Key innovations developed include anti-sway and anti-snag technologies to ensure cranes operate smoothly and avoid entanglement with building materials or supplies. According to Singhose, cranes move sideways when they are out of position, increasing the risk of these incidents. The risks are exacerbated on large cranes, where the operation is performed with joysticks or buttons, often from hundreds of feet away. Georgia Tech’s research has focused on advances including cable angle sensing for safe crane control, wind load modeling, and crane section lift-off modeling. 

 “Cranes are designed for their payload to hang straight down. They are not very strong sideways — that’s why wind tips them over,” said Singhose, adding, “Misalignment before the crane payload lifts off creates a double-swing problem, and that’s killed a number of people over the years.” 

Georgia Tech has developed lift-off control technology and input-shaping techniques to address these issues. Christopher Adams, a mechanical engineering research engineer and assistant director of the center, said his interest in crane safety grew out of his research looking at how to stabilize helicopters carrying suspended loads; helicopters are, in essence, flying cranes. 

“Because there are so many kinds of cranes and ways to make them safer, our projects are pretty broad. They range from studying existing standards and regulations to technologies to make cranes safer, and that keeps it interesting,” said Adams. 

Wind and electrical lines play major roles in crane accidents. One of the most notorious wind-induced crane accidents occurred in 2015 at Mecca’s Grand Mosque, Islam’s holiest site. Extreme weather conditions, including high winds, caused a crane collapse that killed more than 100 people.  

And operating cranes near power lines often increases the severity of accidents. “A fairly large percentage of deaths and injury are caused by electrocution,” said Adams. 

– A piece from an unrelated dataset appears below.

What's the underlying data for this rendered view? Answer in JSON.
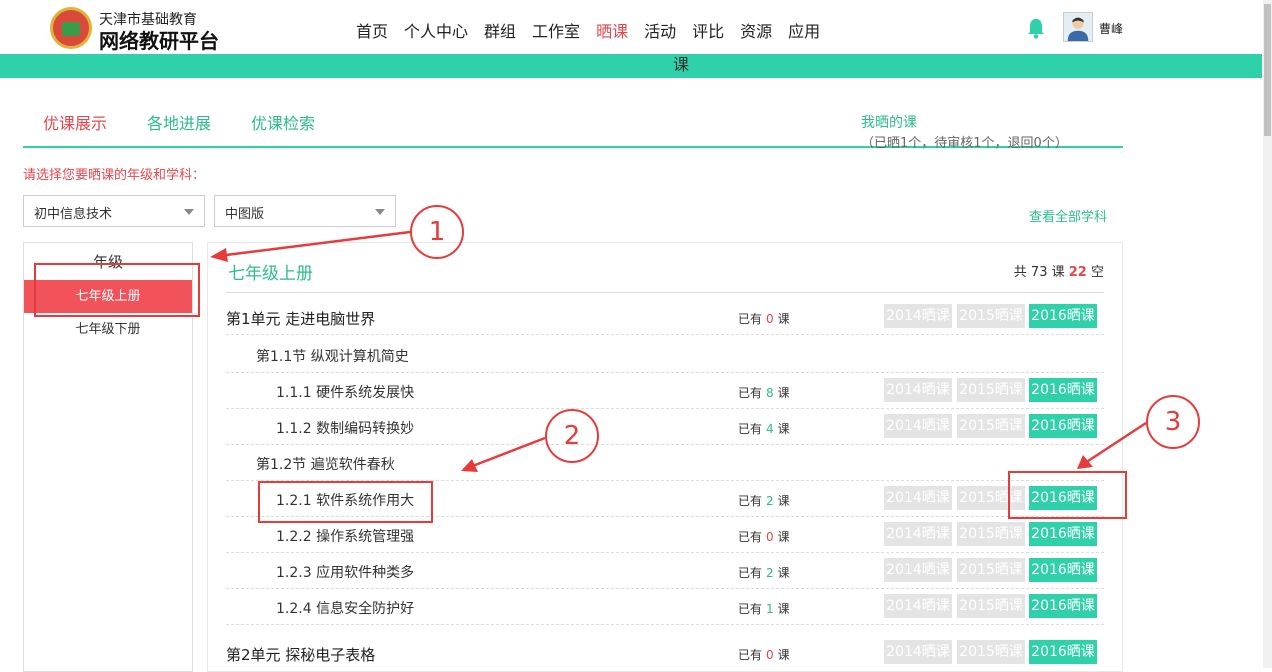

The researchers stressed that crane accidents are rarely caused by a single factor. Instead, they are often the result of human error, compounded by additional contributing elements. 

“I’ve investigated a number of crane accidents, and it usually takes three things to go wrong,” explained Singhose, observing that cranes are robust enough to handle one thing going wrong — but not the cumulative effect of multiple issues.  
 

Key Research Insights 

Both Singhose and Adams reiterated the importance of moving a crane without swinging the payload. As cranes have gotten taller and taller, industry standards on how to reinforce these cranes and prevent accidents haven’t kept up.  

Adams contributed to a recent Georgia Tech paper examining how industry standards intended to prevent tip-overs of mobile boom cranes provide a decreasing stability margin as mobile cranes have gotten taller. A smaller stability margin means a crane more easily tips over. 

Another big challenge is that crane safety standards are not mandatory but voluntary. 

“The way they really get enforced is through lawsuits after a tip-over kills somebody,” Singhose said.  

For Andrea Wang, the real indication of positive change will be when the construction industry stops assigning blame for crane accidents and instead embraces education and prevention. As a pharmacist, she has seen this transformation in healthcare with how the industry handles medication errors. 

“It’s all about safety. Not until you start changing the culture will mindsets change,” she said. “That’s what needs to happen.”